Danny Shahid defied the doom and gloom on the high street and opened a flagship store in London’s Mayfair last month for his luxury watch business.
Days later, as the capital entered Tier 4 restrictions, Shahid “was devastated at being forced to close” alongside 168,448 other shops up and down the country to help curb the spread of infections.
For many retailers things will get worse before they get any better.
“January is an important time of the year,” says Erin Brookes, who leads the retail team in Europe for Alvarez & Marsal.
“They need to clear everything for spring-summer. Having stores shut is a logistical nightmare and another month of lost income.”
Primark, typically one of the more resilient names on the high street, has already warned that it will lose £650m in sales while its 253 stores are currently shut.
Brookes expects retailers to place the most conservative orders for new stock from suppliers in more than a decade.
“The economy had such a wobble and consumer confidence is really low. They’ll want to mitigate against the downside risk if it [the market] doesn’t bounce back.”
The support from the Government is set to end despite pleas from shopkeepers and hospitality bosses to extend measures. A VAT cut and the business rates relief finish on March 31. The furlough scheme, which has already been extended, is set to close a month later.
Even with the mass rollout of a vaccine programme under way, the enduring restrictions are set to impact on the economy well into 2021.
The high street shed 177,000 jobs in 2020 with a further 200,000 expected to be lost this year, according to the Centre for Retail Research. Debenhams, the Edinburgh Woollen Mill brands and Sir Philip Green’s Arcadia were among 2020’s high-profile casualties, with more to follow.
The more vulnerable, says Brookes, are brands that sell work clothes and outfits for parties or weddings.
“I doubt that people will really want to go back working five days a week in the office. Workwear is not structurally dead, but the sector will be troubled for a longer period of time.”
The sector, however, should be able to look ahead to a brighter outlook in the second half of the year, according to KPMG/Ipsos Retail Think Tank (RTT), with sales growth expected between flat and 3pc up for the year.
Pent up savings and demand should assist a recovery, albeit it will likely favour discounters and businesses whose prices are competitive, mirroring consumers’ behaviour after the financial crisis.
On the grocery front, while matching the performance of 2020 is unlikely, supermarkets’ tills will continue to ring.
Mike Watkins, head of retailer and business insight at Nielsen, says: “With sales growth of 8pc in 2020, food retailers have been the big winners of reshaped consumer spending.
“We are expecting growth of between 2 to 4pc next year, but that will be dictated by a number of factors including how much of the reduction in hospitality continues to shift to food retail, which is still a big unknown.”
Watkins believes that restaurants, pubs and bars will be front of the queue to benefit from an initial surge in demand as restrictions are gradually relaxed.
More businesses, including those who were caught off guard by the boom in online shopping last year, will try to keep pace with evolving consumer expectations.

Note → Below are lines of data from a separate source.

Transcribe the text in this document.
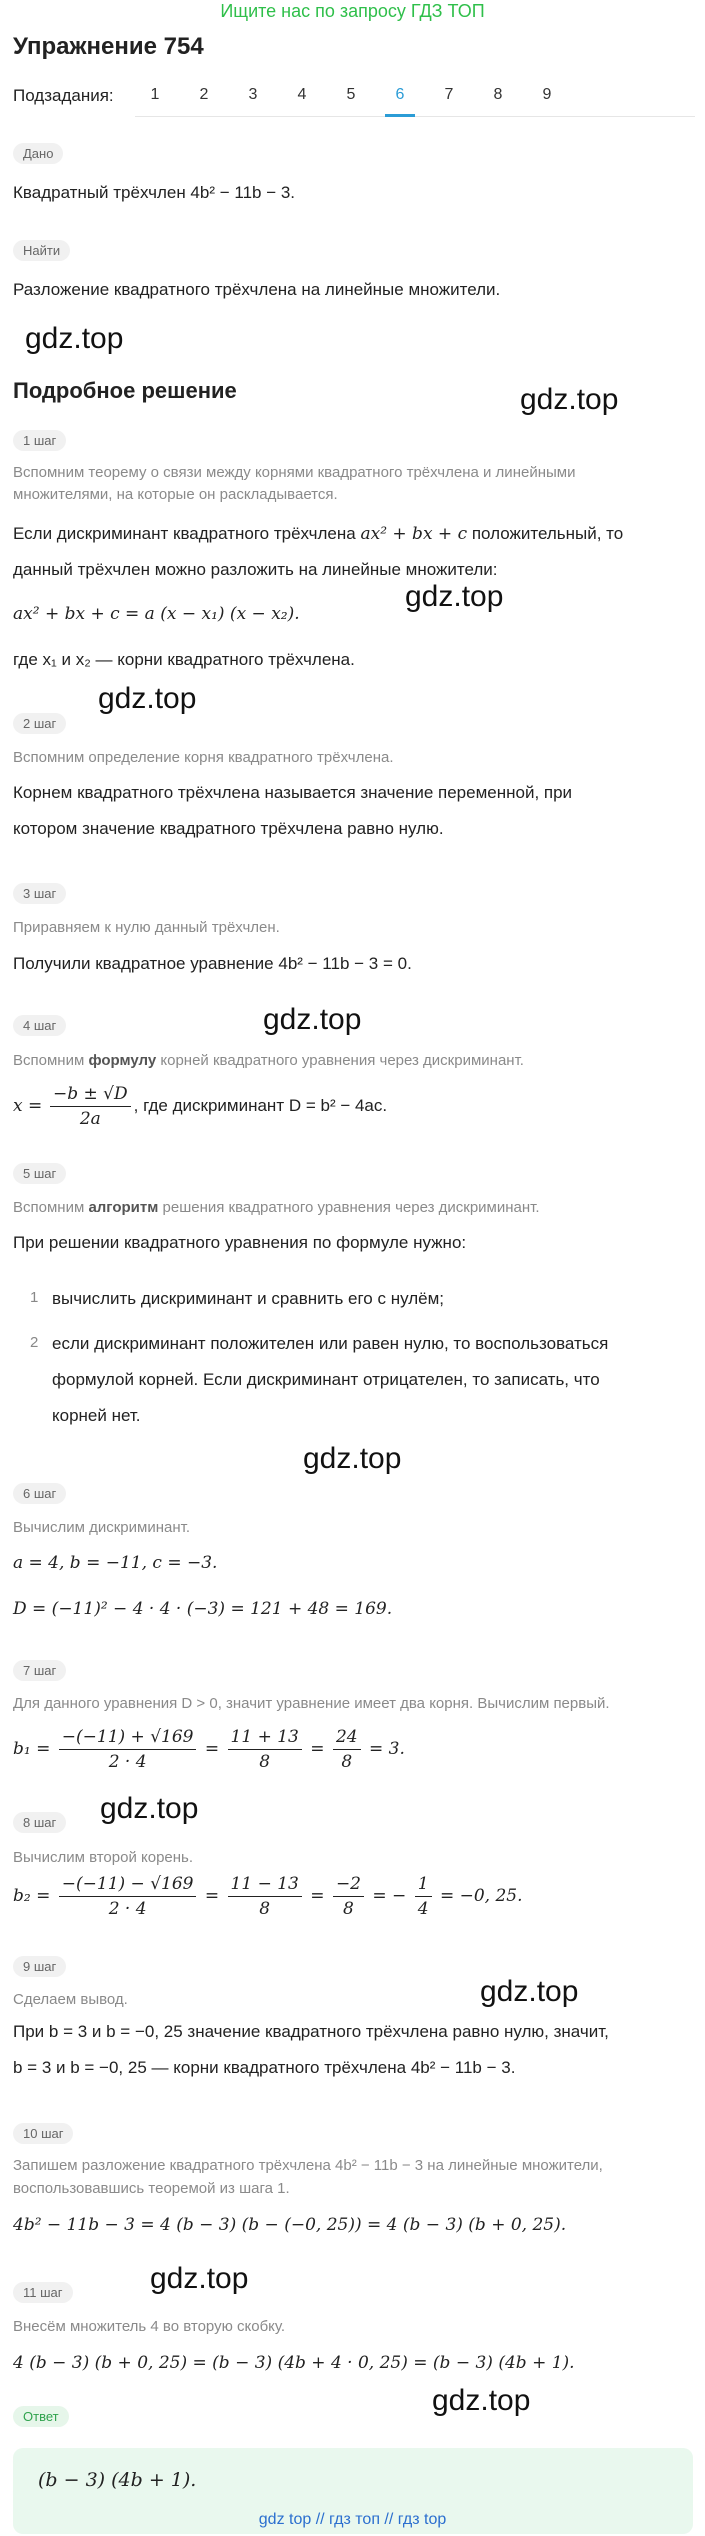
Ищите нас по запросу ГДЗ ТОП
Упражнение 754
Подзадания:	1	2	3	4	5	6	7	8	9
Дано
Квадратный трёхчлен 4b² − 11b − 3.
Найти
Разложение квадратного трёхчлена на линейные множители.
gdz.top
Подробное решение	gdz.top
1 шаг
Вспомним теорему о связи между корнями квадратного трёхчлена и линейными множителями, на которые он раскладывается.
Если дискриминант квадратного трёхчлена ax² + bx + c положительный, то
данный трёхчлен можно разложить на линейные множители:
ax² + bx + c = a (x − x₁) (x − x₂).
gdz.top
где x₁ и x₂ — корни квадратного трёхчлена.
gdz.top
2 шаг
Вспомним определение корня квадратного трёхчлена.
Корнем квадратного трёхчлена называется значение переменной, при
котором значение квадратного трёхчлена равно нулю.
3 шаг
Приравняем к нулю данный трёхчлен.
Получили квадратное уравнение 4b² − 11b − 3 = 0.
gdz.top
4 шаг
Вспомним формулу корней квадратного уравнения через дискриминант.
$x = \frac{-b \pm √D}{2a}$ , где дискриминант D = b² − 4ac.
5 шаг
Вспомним алгоритм решения квадратного уравнения через дискриминант.
При решении квадратного уравнения по формуле нужно:
1 вычислить дискриминант и сравнить его с нулём;
2 если дискриминант положителен или равен нулю, то воспользоваться
формулой корней. Если дискриминант отрицателен, то записать, что
корней нет.
gdz.top
6 шаг
Вычислим дискриминант.
a = 4, b = −11, c = −3.
D = (−11)² − 4 · 4 · (−3) = 121 + 48 = 169.
7 шаг
Для данного уравнения D > 0, значит уравнение имеет два корня. Вычислим первый.
$b_1 = \frac{-(-11) + √169}{2 \cdot 4} = \frac{11 + 13}{8} = \frac{24}{8} = 3$.
gdz.top
8 шаг
Вычислим второй корень.
$b_2 = \frac{-(-11) - √169}{2 \cdot 4} = \frac{11 - 13}{8} = \frac{-2}{8}$ = − $\frac{1}{4} = -0$, 25.
gdz.top
9 шаг
Сделаем вывод.
При b = 3 и b = −0, 25 значение квадратного трёхчлена равно нулю, значит,
b = 3 и b = −0, 25 — корни квадратного трёхчлена 4b² − 11b − 3.
10 шаг
Запишем разложение квадратного трёхчлена 4b² − 11b − 3 на линейные множители,
воспользовавшись теоремой из шага 1.
4b² − 11b − 3 = 4 (b − 3) (b − (−0, 25)) = 4 (b − 3) (b + 0, 25).
gdz.top
11 шаг
Внесём множитель 4 во вторую скобку.
4 (b − 3) (b + 0, 25) = (b − 3) (4b + 4 · 0, 25) = (b − 3) (4b + 1).
gdz.top
Ответ
(b − 3) (4b + 1).
gdz top // гдз топ // гдз top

Investment from retailers in technology will continue to increase, and will pivot from store openings and refurbishments, to the back office and fulfilment centres.
James Sawley, head of retail and leisure, at HSBC says: “The investment into much publicised technology such as delivery drones and in store robots to count products and assist customers is overplayed and I don’t expect it to be required.
“Retailers should instead be seeking out technology that drives efficiency and improves margins, and I expect most to be looking at investment into AI and automation within their warehouses and supply chains.”
The convenience of local shops and high streets will continue to be popular among consumers, especially among those who still feel hesitant to travel into major city centres.
More than half (51pc) of UK consumers are actively looking to support local independent businesses in the future, while more than a third of consumers have already started to do so since March, data from e-commerce giant Shopify showed.
“Commerce has become so much more than a transaction,” said Shimona Metha, head of Europe, the Middle East and Africa at Shopify.
“It is an interaction between a business and its customers, and that will become more and more apparent. Those who fail to adapt will undoubtedly be left behind.”
Younger consumers are more likely to shop locally than middle-aged and older consumers as well as wealthier households.
Britons have said the main reasons for supporting independent firms last year was because they experience good customer service compared with more established players; they want to support entrepreneurs, and because it has a positive impact on society.
Around 91pc of consumers have shopped online in the six months since March, of which 5pc placed an online order for the first time.
This trend is likely to bring to the fore a host of new names and offerings.
Alvarez & Marsal’s Brookes believes that firms that “have a great relationship with their customers and provide something special” are set to thrive.
This year will be a tale of two halves. While the first months of 2021 are likely to see more pain on the high street, retailers should be cautiously optimistic about the summer months and beyond.